This story is getting a little traction. In a nutshell, an auction house sold a couple of NFTs of some photos. They packaged the NFTs with a print and the original glass plate negative in appealing frames, and included a small brass hammer, and invited the buyer to "make the object permanently digital" by smashing the glass plate.
Fundamentally you're buying: a print, a glass negative, a hammer, and a bunch of fairy dust/hype.
This was remarkably successful, they sold the two for more than $125,000 (if that's NZ money which is not clear at all,
about $USD85,000.) This NFT hype machine is great!
Now, I oppose NFTs and all things crypto. These things are stupid, they are basically scams, they are objectively bad
for the world and for almost everyone involved. Still, this particular one is hilarious.
It is hilarious specifically because of the reaction it has generated from Serious Photography People. I saw one person angry
that you'd destroy "our" history, and of course there is a general outcry about the destruction of negatives. There is, of course,
no particular reason to suppose the buyer will smash the negative.
But let us think on this a bit more. This is basically a rehash of the fetish that surrounds negatives.
The subject of these photos, Charles Goldie, is what one might call a minor artist. His paintings are notable enough to be worth
forging (apparently) but he's not exactly in the pantheon. The paintings go, generally, for low six figures. On another day,
the people so angry about this auction would probably complain that it's all money laundering, but today, Goldie is a Very
Important Historical Figure. So he's not a nobody,
but he's not really an important somebody. The photos in question have been, in various forms, "in circulation" so they are
notable depictions of a minor notable person.
Basically these negatives are not worthless trash, of $5 thrift store finds, but nor are they uber special. A fan of Goldie's might
buy one for small real money. Say, $1000. That would be kind of a niche sale, but maybe it would be doable.
The brutal truth is that negatives like this have no substantive value. They are in no meaningful way history, nor are they
important to our understanding of anything. Whether they survive another 100 minutes or another 100 years literally nobody
is ever going to print from them again, except possibly as a stunt. Thus, they have no direct utility. Excellent scans exist
(largely because of this auction) and we don't need any more. Probably we don't in any meaningful way even need those.

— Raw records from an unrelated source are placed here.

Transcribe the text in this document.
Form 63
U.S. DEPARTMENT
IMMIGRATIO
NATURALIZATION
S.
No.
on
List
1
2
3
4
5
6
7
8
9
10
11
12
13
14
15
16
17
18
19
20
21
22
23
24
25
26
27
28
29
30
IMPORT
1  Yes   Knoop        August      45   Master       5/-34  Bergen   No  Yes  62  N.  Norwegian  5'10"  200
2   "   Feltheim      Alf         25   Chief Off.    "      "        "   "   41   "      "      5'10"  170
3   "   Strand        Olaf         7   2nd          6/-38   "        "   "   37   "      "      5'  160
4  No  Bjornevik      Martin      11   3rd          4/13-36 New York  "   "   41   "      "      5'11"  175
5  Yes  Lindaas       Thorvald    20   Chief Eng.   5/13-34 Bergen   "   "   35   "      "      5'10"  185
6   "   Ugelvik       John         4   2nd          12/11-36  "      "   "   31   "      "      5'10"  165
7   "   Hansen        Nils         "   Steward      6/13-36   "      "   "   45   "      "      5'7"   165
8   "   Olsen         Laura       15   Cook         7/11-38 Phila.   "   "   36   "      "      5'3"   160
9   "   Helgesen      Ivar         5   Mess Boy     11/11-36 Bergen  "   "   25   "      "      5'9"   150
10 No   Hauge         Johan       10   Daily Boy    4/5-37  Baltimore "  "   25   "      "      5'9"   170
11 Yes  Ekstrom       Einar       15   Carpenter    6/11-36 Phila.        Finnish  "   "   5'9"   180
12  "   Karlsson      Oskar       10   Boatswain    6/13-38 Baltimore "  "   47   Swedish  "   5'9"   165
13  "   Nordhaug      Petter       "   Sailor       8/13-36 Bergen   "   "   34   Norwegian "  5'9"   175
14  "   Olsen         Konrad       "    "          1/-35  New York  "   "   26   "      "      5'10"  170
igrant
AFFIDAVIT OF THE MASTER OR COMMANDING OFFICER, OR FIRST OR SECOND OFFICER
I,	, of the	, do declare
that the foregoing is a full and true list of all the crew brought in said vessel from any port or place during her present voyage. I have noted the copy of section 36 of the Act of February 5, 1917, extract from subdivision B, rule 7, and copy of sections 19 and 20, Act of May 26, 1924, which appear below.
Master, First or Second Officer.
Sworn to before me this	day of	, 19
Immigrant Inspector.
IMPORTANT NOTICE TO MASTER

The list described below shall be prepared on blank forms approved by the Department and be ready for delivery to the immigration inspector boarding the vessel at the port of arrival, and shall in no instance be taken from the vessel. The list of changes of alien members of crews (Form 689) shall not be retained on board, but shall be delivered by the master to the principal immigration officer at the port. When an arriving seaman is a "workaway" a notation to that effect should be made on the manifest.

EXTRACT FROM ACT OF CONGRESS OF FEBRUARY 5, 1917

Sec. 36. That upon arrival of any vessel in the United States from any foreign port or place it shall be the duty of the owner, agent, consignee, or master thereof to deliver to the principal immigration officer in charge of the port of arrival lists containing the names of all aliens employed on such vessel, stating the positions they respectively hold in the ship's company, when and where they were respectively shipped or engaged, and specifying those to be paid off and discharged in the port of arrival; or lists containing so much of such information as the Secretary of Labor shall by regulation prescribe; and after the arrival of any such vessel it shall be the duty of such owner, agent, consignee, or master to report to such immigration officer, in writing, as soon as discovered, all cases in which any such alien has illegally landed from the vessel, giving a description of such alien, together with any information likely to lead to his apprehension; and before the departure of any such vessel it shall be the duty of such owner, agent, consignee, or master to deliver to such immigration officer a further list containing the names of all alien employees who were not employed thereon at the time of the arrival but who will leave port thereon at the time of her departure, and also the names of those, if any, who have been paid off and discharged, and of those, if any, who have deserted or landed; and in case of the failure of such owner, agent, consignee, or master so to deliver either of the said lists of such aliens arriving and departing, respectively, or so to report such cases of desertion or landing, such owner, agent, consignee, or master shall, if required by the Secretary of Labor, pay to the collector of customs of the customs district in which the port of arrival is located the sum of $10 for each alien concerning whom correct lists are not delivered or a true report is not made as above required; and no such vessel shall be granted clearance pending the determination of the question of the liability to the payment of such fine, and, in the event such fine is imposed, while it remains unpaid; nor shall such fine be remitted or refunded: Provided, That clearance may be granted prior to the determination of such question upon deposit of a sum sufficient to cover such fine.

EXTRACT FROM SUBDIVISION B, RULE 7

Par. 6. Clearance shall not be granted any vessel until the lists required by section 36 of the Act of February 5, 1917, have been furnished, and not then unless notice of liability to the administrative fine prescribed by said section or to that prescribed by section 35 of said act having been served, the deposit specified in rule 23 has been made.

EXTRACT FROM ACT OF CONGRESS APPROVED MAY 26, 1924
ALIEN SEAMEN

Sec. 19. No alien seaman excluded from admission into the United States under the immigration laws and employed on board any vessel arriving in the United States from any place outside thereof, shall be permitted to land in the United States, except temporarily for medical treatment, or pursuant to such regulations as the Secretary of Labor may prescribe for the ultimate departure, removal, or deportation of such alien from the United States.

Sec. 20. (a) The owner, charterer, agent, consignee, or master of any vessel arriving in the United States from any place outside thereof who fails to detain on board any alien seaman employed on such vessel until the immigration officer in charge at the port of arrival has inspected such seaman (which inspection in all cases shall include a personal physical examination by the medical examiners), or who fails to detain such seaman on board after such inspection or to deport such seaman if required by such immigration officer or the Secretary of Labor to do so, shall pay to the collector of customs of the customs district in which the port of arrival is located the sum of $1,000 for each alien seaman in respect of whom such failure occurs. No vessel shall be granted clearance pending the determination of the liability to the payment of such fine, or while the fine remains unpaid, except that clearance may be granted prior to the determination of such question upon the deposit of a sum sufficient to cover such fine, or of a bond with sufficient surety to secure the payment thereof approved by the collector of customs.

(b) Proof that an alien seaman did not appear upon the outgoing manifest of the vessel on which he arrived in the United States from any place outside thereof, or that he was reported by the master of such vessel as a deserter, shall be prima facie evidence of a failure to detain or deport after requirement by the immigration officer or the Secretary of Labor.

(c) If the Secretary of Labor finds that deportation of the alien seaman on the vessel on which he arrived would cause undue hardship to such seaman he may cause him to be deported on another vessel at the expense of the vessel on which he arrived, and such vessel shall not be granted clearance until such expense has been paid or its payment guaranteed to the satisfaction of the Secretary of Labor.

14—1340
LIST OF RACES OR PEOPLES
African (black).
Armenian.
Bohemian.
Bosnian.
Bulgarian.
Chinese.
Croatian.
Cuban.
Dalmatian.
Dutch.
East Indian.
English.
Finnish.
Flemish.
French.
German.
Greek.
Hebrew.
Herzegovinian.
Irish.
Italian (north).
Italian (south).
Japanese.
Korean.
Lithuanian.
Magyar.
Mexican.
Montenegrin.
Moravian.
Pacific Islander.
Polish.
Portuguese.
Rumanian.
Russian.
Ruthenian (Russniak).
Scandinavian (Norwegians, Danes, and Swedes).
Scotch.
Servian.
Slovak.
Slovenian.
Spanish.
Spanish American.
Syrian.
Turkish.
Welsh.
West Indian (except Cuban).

In any future where the scans are lost, nobody cares about a minor
These negatives are, essentially, collectible fan objects, and that's it.
It speaks volumes that the critics of this seem to think (sometimes) that there is a museum involved (there is not) or that the
museum will be smashing the negatives (no museum, and the seller isn't smashing anything) and so on, despite the reportage on
it being invariably short items that describe the situation with perfect clarity.
I am doubly amused that the fetishization of
the negative is being done here largely by people who shoot digital.
The fetishization of negatives is dopey and leads mainly to comedy fun.